И вот с этими убеждениями я, на свое несказанное удивление, умудрился не просто влюбиться, а чуть ли не голову потерять. Это было немыслимо. Это было отчаянно и более чем безрассудно. Но, что самое ужасное, в какой-то момент мне понравилось. И понравилось не само это чувство, не сама привязанность, а Джонатан, который стал для меня любимым гостем и добрым собеседником. А еще и прекрасным любовником. О, правда, о таких только мечтать приходится. Увы, что все обернулось иным образом.
Много ли встречается людей, которые разговаривают с вами на интересные темы? Отвечают на самые сложные и заумные вопросы без труда и стеснения? Люди, которые готовы поддержать самый необычный разговор, обладающие недурственным умом, да еще и не обделенные внешностью? Полагаю, это скорее редкость, нежели часто встречающаяся обыденность. Люди глупы в большей степени, и их это совершенно не заботит. Вот и Джонатан Уорренрайт оказался этим удивительным человеком, с которым хотелось разговаривать. Его мысли были интересными, новаторскими, даже слишком смелыми. А рассказы о себе буквально завораживали, похожие на сказку или начало приключенческого романа, что в каком-то городе со сложным названием в далекой стране на востоке континента жил человек, который приехал в Англию в поисках счастья. Разве нет?
В Джонатане чувствовалась сила, влияние, гордость и уверенность в себе. А не самоуверенность, которой хоть отбавляй было в нынешних аристократах и их сынках. Он просто покорил самим собой. Всем собой. Не чем-то отдельным. А совокупностью своих достоинств, хотя его недостатком, как мне кажется, была скорее излишняя жесткость. Несмотря на то, что все его речи были сдержанными, я понимал, что если мы вступим в дискуссию или спор, он холодно и быстро поставит меня на место. Он не стал бы доказывать свое мнение, но придержать коней и остудить пыл парой слов он мог беспрепятственно. Я искренне был уверен, что последнее слово в любом случае останется за ним, а потому даже и не пытался затрагивать какие-то особенно спорные темы.

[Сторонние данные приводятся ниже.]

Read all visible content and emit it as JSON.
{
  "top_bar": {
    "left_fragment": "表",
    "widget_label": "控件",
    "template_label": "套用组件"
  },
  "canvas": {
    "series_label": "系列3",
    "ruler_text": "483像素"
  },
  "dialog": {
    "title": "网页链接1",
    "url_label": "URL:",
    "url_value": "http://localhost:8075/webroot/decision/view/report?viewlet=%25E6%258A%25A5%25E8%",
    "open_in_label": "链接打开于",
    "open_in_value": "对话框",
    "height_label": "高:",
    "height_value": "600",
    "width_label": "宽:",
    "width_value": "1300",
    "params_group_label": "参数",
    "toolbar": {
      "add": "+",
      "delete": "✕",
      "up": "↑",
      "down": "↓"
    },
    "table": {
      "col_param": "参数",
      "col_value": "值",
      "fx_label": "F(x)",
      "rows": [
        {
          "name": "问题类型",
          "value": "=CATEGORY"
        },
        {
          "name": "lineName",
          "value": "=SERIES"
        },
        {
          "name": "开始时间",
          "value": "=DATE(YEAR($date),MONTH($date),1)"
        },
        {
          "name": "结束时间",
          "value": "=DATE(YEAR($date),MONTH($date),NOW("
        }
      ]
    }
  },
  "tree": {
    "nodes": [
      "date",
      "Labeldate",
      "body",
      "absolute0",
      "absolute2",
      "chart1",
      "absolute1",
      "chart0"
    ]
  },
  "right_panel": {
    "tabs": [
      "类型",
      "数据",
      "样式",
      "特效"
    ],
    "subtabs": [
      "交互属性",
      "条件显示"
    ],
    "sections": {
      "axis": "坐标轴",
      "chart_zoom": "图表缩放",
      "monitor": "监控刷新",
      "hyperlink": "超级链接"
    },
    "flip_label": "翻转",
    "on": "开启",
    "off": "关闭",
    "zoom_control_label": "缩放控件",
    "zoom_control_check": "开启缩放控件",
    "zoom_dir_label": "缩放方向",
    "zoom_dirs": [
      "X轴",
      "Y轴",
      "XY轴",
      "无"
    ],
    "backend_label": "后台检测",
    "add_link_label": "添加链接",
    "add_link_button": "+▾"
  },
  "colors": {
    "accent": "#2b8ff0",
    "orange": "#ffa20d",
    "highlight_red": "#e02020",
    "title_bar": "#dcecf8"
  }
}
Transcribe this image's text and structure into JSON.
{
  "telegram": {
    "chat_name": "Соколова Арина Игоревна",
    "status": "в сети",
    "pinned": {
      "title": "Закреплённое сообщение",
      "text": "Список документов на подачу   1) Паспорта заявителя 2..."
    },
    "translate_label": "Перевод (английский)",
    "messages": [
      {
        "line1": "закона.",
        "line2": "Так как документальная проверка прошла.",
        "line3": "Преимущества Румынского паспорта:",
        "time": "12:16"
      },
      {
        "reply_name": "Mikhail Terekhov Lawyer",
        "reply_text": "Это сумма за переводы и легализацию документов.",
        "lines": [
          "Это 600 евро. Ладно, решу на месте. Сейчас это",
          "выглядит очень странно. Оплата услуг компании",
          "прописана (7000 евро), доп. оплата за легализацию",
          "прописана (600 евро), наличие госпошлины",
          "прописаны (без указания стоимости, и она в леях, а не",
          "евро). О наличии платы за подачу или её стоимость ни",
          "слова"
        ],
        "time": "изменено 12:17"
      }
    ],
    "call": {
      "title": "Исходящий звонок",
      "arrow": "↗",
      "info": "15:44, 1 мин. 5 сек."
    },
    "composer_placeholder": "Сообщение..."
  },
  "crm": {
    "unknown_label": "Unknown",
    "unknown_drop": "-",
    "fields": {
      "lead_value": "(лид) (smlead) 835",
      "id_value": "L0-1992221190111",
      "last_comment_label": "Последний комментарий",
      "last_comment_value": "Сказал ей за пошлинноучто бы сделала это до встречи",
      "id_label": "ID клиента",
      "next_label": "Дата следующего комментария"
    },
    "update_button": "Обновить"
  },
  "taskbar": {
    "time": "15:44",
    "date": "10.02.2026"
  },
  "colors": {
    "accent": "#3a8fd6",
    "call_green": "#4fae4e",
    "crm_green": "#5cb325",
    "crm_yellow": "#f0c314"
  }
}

Да, мы вели с ним беседы. Наших встреч, настоящих встреч, было несколько. И все они приносили удовольствие. Поверьте, постельные утехи не так важны, если вам буквально не о чем разговаривать. А вот если темы не иссякают, и каждая беседа представляет интерес, это уже что-то да значит. Найти достойного человека, с которым приятно провести досуг, это большая удача. Моя удача. А потому я благодарен за возможность познакомиться с таким человеком.
Вся эта история, связанная с Уильямом Холтом, уже изначально была нечистой. Между ними действительно было что-то особенное, что-то откровенное, но, мне кажется, я скорее не захотел заметить, нежели правда не обратил внимание. Они ходили под руку, иной раз едва ли не целовались, совершенно не думая о людях вокруг. Собственно, эти люди ничего и не стоили, а потому не было причин задумываться об их мнении. Джонатан не был ни своим, ни чужим. Он был и близким, и далеким одновременно. Его нельзя было принять за какого-нибудь лорда, но и за простого он бы не сошел. Холт рядом с ним был как тень. Своенравный, напоминавший хищную птицу с мертвой хваткой. Он точно знал, что Уорренрайт ему принадлежал, и не собирался его ни с кем делить. Это я понял только уже после окончания всей истории.
То, какой оборот приняло дело, когда выяснилось, что мои отношения с Джонатаном не были слишком близкими, меня озадачило. В первую очередь, в подобные силы и влияние Холта было трудно поверить, но факт оставался фактом. И слову Уорренрайта я верил.